Steph also became involved in inspiring others to make their mark in her chosen sphere, passing on her passion for creative floristry. She taught at a local further education college where she became head of floristry and was privileged to be offered a role working with WorldSkills International, training young students to compete around the world. These talented students gathered many impressive awards, including 18 Gold Medals at the Chelsea Flower Show between them – an enormous source of pride for Steph.
She became a highly-respected international teacher and judge which took her to many countries all over the world, including Brazil, Canada, Japan and Finland, as well as at local shows. Last September saw her head to Russia to help train the Kazan floristry team for their debut onto the world stage.
“That was an amazing experience,” she says. “I was there based in Kazan which is very modern and trendy. Young Russian florists are some of the best in the world but they are relatively unknown. Their ideas are very different from what you see in Britain – their arrangements are huge, taking about ten or twelve hours to create and with a lot of skill involved. I hope to go back out there again next year.”
In the meantime, Steph’s wedding flower business has been steadily growing and has now become the main focus for her and her team at Chirpee Flowers, creating stunning floral designs for such an important visual and decorative element of a wedding day.
“A lot of couples this year want that meadow-fresh look, as though the flowers have just been picked,” she says. “That fits in well with my philosophy of using locally-sourced seasonal flowers and though it is more challenging to get that lovely informal look than a more formal design, the fantastic, result is worth all the effort.
“Nowadays weddings are often planned well in advance and the best wedding florists are booked up very early.
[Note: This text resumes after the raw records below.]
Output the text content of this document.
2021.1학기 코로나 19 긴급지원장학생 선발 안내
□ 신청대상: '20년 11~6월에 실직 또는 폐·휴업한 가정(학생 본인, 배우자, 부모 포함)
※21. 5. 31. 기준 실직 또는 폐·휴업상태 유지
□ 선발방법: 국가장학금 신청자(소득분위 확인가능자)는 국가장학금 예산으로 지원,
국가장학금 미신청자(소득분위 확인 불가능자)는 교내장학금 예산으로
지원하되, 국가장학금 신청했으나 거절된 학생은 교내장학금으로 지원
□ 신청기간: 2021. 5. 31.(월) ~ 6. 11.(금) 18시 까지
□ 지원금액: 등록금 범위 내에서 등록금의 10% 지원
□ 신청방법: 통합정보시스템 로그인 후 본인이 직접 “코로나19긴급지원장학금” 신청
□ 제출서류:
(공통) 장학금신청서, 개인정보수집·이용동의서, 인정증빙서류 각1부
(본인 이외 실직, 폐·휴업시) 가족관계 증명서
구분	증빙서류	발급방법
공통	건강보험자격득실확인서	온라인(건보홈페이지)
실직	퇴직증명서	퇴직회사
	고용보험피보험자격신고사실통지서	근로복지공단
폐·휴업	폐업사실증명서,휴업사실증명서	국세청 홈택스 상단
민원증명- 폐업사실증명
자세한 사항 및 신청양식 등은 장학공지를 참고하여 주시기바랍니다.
It gives the couples the opportunity lots of time to imagine and look at the kind of design, colours and themes they are aiming for. One of Steph’s greatest pleasures is helping them along this path.
“The wedding ceremonies are also now held in all kinds of venues, and on any day of the week. We’ve been working on a wedding where the bride is in America. It’s a huge job involving not just the bride’s bouquet but massive archways and amazing arrangements for the church and the reception.”
While Steph loves the honour of playing such an important part in making a bride’s dreams come true by creating beautiful floral works of art for that special day, she also takes pleasure in carefully-chosen, beautiful and natural sympathy flowers, often bespoke ‘alternative’ arrangements with a very personal and unusual element.
“It can be a very stressful time but it’s a privilege to help people who are upset to choose a fitting tribute for their loved ones, the last thing they can do for them. We put a lot of love and caring into those arrangements.
“A little while ago we made a peacock for the funeral of a Mr Peacock – we used real peacock feathers in amongst the flowers and it looked lovely. The family were delighted with it.
“Some wedding requests can be unusual too. We decorated a rabbit hutch for a couple who, with the church’s permission, wanted it to stand at the top of the aisle with their rabbits in it for the ceremony. Dogs are often surrogate bridesmaids at weddings now and we have made some lovely floral collars and decor.”
Steph is now holding workshops at Chirpee Flowers, using her own passion for floristry to inspire others. These can be either for groups or individuals and she particularly likes one-to-one sessions where very personal coaching takes place.